Rea and Figueiro are not concerned specifically with LED lighting, but rather with any form of artificial lighting at night from incandescent on forward in the history of lighting. (These researchers use the acronym LAN for such lighting; others use ALAN.) It is known that nighttime exposure to light in the blue part of the spectrum is the main culprit in suppressing melatonin in humans. While LED lighting may exhibit a stronger blue spectral component than some other forms of lighting, all artificial light has some blue in it.

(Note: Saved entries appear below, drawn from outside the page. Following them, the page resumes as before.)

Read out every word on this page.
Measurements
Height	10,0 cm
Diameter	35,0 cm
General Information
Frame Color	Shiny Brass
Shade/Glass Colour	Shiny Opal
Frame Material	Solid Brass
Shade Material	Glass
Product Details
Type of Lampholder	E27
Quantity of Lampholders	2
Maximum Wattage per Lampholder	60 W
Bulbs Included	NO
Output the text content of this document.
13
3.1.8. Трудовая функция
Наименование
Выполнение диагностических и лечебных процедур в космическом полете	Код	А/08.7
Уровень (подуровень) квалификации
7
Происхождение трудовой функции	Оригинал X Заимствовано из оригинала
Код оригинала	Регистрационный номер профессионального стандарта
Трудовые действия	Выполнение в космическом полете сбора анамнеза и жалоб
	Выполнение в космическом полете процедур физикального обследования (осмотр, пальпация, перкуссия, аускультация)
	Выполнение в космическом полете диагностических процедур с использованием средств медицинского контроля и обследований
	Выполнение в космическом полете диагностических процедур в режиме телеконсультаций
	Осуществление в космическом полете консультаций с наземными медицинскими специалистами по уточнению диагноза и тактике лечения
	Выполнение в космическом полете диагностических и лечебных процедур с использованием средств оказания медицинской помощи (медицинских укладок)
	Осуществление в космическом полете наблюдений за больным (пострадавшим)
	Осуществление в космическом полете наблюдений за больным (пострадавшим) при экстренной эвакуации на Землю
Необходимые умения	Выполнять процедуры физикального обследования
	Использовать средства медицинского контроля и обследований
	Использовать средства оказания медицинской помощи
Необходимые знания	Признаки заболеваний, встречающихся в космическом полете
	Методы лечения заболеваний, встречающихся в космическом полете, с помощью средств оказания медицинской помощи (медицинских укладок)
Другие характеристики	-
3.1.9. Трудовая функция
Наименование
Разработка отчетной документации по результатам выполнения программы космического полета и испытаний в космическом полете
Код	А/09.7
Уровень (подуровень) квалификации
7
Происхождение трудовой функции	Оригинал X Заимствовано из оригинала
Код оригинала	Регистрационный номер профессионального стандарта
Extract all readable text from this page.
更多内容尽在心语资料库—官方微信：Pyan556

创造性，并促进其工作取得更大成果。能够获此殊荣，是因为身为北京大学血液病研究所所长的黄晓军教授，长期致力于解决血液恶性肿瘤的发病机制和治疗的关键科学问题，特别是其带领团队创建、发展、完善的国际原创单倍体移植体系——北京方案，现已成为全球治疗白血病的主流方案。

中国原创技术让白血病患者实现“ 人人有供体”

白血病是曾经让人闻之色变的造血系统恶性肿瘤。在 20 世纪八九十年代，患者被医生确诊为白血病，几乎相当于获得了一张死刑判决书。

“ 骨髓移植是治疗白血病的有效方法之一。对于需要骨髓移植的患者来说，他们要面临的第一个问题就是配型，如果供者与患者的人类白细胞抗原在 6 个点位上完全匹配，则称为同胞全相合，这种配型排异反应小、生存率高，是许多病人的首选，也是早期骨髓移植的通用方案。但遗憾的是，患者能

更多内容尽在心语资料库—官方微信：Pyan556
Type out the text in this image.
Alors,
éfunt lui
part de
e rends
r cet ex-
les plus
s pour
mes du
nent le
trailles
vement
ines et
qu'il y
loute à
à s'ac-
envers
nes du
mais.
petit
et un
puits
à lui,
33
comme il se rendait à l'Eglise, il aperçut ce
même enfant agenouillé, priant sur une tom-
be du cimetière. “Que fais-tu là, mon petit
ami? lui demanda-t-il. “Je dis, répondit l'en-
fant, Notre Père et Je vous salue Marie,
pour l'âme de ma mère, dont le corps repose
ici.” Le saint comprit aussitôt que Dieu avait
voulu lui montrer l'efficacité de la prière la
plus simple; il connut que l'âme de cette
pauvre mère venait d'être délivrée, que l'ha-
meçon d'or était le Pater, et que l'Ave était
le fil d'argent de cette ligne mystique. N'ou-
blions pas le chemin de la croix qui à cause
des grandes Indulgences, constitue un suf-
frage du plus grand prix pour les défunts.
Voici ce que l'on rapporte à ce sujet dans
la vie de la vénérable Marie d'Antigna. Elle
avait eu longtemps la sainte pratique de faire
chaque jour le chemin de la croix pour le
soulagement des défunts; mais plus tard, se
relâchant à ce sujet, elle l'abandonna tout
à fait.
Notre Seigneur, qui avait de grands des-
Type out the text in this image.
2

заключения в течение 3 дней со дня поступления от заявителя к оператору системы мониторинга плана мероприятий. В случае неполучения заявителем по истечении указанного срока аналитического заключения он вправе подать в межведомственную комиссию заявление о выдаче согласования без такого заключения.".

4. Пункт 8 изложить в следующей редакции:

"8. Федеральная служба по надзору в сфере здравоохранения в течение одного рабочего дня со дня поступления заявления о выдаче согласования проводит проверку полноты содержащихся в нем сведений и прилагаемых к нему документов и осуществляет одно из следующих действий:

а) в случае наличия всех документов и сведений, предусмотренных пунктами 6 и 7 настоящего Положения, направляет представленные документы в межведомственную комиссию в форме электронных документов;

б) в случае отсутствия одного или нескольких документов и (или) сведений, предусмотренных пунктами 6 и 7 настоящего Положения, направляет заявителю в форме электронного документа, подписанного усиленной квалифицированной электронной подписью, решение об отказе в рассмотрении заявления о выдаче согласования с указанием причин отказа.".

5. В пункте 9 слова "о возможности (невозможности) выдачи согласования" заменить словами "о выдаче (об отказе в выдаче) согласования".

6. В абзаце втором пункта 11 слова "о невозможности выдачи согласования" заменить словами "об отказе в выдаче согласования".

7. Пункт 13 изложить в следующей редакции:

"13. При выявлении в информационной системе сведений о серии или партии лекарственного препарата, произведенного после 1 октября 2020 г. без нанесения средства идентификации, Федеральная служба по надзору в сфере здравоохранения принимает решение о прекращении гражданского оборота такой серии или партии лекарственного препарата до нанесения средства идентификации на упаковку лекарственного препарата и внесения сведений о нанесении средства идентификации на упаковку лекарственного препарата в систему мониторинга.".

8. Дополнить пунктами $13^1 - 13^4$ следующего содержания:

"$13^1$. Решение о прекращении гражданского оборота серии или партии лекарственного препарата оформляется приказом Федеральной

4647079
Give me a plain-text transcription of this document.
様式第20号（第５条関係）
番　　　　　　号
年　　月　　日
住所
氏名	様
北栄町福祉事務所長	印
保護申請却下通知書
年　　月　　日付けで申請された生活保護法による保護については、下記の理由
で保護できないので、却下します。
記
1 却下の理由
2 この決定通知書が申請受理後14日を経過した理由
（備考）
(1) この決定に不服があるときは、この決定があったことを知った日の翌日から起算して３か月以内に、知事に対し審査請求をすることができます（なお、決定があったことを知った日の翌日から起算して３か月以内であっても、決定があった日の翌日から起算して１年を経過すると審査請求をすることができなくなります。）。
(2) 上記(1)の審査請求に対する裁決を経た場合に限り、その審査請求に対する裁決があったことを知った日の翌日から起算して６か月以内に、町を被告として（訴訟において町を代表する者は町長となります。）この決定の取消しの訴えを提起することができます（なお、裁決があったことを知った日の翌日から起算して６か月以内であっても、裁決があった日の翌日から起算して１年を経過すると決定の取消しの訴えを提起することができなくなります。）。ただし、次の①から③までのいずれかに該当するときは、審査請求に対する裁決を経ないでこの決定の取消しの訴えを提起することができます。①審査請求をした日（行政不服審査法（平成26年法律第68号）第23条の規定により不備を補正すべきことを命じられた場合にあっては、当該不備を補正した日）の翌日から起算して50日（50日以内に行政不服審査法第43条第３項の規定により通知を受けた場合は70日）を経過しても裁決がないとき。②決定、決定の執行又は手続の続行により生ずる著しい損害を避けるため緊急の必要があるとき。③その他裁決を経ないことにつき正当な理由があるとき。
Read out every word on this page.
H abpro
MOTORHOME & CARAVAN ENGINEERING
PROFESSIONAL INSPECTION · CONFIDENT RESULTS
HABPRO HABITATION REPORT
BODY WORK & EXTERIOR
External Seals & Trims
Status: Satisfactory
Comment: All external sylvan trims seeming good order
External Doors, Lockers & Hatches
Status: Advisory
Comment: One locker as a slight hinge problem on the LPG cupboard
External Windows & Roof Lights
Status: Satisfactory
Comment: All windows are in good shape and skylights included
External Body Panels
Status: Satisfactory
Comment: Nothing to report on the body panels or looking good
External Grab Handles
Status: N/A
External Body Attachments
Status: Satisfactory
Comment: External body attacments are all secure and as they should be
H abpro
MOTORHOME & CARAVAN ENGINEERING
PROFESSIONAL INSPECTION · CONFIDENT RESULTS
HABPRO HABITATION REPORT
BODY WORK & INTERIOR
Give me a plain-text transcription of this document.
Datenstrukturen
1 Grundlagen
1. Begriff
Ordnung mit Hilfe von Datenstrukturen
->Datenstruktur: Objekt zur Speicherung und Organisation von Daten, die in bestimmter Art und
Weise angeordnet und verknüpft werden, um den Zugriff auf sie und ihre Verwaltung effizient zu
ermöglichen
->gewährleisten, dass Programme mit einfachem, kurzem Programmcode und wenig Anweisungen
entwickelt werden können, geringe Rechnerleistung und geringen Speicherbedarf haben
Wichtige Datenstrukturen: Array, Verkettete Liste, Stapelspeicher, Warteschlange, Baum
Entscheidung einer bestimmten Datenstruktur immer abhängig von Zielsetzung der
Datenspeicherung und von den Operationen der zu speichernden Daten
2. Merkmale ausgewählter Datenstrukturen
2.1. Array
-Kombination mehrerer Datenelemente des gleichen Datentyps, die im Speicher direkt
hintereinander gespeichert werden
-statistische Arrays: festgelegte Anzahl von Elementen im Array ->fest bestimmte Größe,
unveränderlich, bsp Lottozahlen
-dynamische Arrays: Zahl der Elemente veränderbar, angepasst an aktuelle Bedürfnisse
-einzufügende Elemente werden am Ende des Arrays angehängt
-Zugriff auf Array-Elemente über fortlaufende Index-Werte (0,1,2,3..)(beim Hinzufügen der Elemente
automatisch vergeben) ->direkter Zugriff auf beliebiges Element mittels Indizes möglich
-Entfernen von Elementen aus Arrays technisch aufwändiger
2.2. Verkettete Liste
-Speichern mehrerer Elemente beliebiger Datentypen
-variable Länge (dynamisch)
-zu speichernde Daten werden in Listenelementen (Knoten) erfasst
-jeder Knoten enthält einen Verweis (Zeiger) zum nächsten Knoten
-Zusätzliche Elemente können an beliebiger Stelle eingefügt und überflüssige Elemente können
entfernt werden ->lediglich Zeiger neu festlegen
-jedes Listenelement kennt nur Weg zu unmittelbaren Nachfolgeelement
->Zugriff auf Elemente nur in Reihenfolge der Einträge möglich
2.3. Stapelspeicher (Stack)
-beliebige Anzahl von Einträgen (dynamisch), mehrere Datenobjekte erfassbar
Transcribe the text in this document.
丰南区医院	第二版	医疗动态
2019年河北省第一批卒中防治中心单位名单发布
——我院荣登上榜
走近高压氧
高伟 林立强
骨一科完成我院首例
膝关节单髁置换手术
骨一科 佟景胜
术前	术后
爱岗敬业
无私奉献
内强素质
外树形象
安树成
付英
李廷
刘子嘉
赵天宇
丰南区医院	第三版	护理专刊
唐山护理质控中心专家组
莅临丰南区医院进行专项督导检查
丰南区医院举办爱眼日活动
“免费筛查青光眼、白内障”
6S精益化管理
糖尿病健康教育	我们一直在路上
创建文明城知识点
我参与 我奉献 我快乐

What the researchers wanted to know is where the cutoff lies for exposure to ordinary, "architectural," white artificial light. They chose to use light with a CCT under 2,700K for their studies. In particular, they outfitted goggles with two pairs of Philips Lumileds Luxeon M3-PW71 LEDs, one pair per eye. Those LEDs have a CCT of 2,670K ± 29K.
The researchers exposed a total of 28 subjects to corneal illuminance levels of 8, 22, 60, 200, or 720 lux for one hour. (The maximum blue light hazard-weighted radiance was calculated to be 1 percent of the safety threshold level for blue-light hazard.)
Melatonin levels were tested from blood draws performed before and after the light exposure. Sleep/wake diaries were compared with the readings from an Actiwatch-64 each participant wore for five weeks, which included the four weeks of the study.
The results are summarized in the graph. Light intensity is on the (log-scale) horizontal axis and degree of melatonin suppression on the vertical. The smooth curve is not a fit to the data points; rather it is the plot of the degree of suppression the researchers calculated from a model of the spectral sensitivity of the human circadian system. Note the relatively large size of the error bars (5 percent confidence level) especially for the lower levels of illuminance. No melatonin suppression could confidently be observed from 8, 22, or 60 lux at the subjects' corneas. Melatonin was suppressed by 19 percent at 200 lux and by 37 percent at 720 lux.
The researchers conclude:
A corneal light exposure of 30 lux for 30 minutes from "white" light sources used in most architectural lighting applications is proposed as a conservative hypothesized working threshold for nocturnal melatonin suppression.